The law, known colloquially as "little RICO," kicks in if prosecutors can establish that an organization or business has committed at least three separate crimes — a "pattern of criminal behavior," in legal parlance. A sentence under the statute can result in up to 25 years in prison — with a mandatory minimum of one year.
Vance has even hired a veteran mob prosecutor and expert in white-collar crime, Mark Pomerantz, to bolster his team, the New York Times reported in February.
Trump himself has a long history with several prominent New York City mob families — building his signature Trump Tower in Manhattan with help from a concrete company run by Anthony "Fat Tony" Salerno and Paul Castellano, who at the time were bosses of the Genovese and Gambino families, Business Insider reported.
And just like in the investigations that put Salerno and Castellano behind bars, it appears prosecutors are hoping to rely on the testimony of "family" members like Trump Organization CFO Alan Weisselberg, one of the company's longest-tenured employees.

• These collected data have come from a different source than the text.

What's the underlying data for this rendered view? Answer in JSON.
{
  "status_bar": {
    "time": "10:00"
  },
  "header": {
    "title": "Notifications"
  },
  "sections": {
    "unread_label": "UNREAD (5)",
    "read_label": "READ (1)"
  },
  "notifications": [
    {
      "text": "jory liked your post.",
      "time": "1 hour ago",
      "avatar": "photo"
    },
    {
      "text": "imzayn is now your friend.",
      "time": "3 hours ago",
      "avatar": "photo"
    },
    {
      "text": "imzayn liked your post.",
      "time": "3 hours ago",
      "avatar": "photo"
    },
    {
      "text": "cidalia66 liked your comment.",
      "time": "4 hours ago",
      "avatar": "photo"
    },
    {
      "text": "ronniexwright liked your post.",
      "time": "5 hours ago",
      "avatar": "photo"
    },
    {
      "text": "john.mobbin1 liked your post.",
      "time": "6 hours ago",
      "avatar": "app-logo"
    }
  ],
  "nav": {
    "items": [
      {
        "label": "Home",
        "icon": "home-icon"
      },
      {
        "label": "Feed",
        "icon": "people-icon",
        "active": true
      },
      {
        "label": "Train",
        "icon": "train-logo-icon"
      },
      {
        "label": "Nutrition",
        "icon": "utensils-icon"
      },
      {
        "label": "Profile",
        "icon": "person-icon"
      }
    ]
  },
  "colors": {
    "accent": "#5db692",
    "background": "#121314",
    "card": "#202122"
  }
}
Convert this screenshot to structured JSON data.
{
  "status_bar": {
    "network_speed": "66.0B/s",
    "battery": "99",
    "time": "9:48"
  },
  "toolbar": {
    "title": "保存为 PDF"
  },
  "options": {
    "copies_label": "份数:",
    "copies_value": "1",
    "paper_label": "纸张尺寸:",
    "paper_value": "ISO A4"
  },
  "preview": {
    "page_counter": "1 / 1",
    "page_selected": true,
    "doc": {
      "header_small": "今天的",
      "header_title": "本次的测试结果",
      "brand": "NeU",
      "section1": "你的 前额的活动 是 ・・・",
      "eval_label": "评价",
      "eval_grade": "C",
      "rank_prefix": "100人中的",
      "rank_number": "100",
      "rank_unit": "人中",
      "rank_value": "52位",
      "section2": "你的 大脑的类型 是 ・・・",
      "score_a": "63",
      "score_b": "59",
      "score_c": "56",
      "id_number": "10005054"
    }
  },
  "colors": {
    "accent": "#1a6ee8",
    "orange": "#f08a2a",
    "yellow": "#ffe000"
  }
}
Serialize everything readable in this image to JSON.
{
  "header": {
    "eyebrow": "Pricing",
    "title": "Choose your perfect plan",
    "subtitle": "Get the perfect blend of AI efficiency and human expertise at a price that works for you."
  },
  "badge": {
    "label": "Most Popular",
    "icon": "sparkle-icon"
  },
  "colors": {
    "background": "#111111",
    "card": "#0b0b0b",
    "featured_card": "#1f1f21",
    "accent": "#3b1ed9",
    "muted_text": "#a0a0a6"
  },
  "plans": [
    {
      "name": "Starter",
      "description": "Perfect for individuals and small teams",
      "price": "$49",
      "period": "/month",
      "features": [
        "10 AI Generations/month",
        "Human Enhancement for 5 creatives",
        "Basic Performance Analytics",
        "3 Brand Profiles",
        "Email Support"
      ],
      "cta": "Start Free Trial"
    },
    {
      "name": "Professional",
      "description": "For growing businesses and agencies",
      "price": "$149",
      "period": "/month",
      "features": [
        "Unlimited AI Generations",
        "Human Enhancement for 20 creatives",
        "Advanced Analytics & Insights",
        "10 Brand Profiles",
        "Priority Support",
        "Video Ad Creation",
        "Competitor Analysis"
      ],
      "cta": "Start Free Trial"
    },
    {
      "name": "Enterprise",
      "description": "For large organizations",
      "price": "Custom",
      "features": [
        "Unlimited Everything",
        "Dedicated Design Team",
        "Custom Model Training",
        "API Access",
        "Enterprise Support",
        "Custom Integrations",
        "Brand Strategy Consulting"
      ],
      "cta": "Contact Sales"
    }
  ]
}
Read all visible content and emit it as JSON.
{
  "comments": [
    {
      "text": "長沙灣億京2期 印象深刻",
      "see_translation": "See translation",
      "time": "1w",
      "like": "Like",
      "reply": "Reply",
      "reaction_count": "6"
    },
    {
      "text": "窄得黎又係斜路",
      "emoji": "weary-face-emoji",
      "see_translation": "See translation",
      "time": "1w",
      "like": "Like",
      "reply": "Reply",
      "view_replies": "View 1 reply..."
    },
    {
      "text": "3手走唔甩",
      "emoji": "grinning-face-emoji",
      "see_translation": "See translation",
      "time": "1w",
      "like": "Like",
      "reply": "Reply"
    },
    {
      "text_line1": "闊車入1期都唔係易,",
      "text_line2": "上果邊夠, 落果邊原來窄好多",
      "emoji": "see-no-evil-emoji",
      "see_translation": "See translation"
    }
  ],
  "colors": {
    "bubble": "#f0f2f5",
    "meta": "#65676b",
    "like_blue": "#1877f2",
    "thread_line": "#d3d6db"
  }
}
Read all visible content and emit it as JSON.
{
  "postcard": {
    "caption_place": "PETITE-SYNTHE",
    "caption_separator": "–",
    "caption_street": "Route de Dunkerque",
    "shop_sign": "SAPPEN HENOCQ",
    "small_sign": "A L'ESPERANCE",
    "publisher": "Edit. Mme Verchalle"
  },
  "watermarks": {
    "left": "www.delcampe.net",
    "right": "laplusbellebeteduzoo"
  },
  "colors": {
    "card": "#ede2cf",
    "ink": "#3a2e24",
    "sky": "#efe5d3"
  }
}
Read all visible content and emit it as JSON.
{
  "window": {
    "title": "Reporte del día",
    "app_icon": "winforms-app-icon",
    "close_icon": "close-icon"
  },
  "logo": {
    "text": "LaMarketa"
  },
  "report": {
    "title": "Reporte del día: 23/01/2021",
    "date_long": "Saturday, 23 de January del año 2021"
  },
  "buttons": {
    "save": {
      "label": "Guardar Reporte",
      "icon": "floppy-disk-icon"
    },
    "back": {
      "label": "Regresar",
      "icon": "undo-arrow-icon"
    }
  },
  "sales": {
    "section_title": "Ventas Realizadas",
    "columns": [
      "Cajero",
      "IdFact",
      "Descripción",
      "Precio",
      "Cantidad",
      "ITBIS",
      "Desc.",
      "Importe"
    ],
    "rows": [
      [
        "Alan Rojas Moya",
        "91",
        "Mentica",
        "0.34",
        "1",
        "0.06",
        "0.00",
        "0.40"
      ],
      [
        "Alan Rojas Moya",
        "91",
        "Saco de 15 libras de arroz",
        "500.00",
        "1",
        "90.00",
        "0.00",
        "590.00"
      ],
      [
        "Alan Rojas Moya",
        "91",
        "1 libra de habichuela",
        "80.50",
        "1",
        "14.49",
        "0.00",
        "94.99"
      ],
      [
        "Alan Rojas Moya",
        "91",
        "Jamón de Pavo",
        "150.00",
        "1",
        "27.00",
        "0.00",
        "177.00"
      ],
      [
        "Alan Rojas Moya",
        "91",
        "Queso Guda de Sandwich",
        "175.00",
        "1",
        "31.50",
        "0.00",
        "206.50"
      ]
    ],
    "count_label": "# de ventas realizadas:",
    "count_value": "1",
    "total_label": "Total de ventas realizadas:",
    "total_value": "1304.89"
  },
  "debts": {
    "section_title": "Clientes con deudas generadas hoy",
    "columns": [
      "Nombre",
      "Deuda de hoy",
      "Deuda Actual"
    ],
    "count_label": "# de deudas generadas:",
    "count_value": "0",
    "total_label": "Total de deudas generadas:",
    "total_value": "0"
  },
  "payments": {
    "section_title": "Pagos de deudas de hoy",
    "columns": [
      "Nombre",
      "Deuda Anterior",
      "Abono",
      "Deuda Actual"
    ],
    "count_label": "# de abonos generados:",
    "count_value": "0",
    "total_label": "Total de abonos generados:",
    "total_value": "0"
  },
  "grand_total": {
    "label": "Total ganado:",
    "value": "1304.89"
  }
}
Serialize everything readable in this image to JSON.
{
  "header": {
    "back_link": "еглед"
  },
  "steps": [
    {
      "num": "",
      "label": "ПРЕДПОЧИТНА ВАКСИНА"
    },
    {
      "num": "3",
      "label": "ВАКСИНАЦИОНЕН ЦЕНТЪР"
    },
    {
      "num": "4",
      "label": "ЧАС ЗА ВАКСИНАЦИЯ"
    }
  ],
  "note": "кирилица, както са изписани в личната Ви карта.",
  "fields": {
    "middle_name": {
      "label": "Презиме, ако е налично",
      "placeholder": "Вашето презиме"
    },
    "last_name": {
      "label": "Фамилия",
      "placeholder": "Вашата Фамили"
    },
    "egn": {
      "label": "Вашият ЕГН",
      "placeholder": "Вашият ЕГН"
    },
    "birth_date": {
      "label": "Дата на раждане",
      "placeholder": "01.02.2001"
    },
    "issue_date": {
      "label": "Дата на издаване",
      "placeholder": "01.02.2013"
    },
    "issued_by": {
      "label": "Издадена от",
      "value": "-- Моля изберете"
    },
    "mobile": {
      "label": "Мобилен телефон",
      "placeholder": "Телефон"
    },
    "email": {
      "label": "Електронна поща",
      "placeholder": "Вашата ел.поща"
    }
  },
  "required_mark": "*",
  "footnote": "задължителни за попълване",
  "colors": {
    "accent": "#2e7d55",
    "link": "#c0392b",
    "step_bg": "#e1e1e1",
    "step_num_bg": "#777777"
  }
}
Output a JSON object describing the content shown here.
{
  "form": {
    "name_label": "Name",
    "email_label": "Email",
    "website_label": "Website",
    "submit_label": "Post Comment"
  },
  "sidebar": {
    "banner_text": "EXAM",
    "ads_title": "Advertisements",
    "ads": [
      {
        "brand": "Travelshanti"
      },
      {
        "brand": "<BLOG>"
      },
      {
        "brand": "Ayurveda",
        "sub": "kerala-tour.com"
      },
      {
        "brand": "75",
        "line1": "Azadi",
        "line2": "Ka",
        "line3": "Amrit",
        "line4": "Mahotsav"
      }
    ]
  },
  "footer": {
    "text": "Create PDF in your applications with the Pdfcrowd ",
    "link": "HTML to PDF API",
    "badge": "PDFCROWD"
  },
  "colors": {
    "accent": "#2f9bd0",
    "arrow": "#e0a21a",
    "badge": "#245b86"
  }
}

His former daughter-in-law, Jennifer Weisselberg, is cooperating with Vance's investigation and says she believes her ex-husband's father will flip on Trump due to his age and aversion to spending any time in prison.
New York Attorney General Letitia James, who recently agreed to join forces with Vance on her separate investigation of Trump's business dealings, has also forced Trump's son, Eric, to sit for a deposition interview, according to the New York Times.
But the decision to pursue racketeering charges carries its own risks, and many legal experts say prosecutors are better off seeking straightforward indictments on specific crimes that are easier to litigate.
"Why overcharge and complicate something that could be fairly simple?" Jeremy Saland, a former prosecutor in the Manhattan DA's office, told Politico. "Why muddy up the water? Why give a defense attorney something that could confuse a jury and be able to crow that they beat a charge in a motion to dismiss?"
Trump has repeatedly denied any wrongdoing, and blasted the investigations as politically inspired "witch hunts."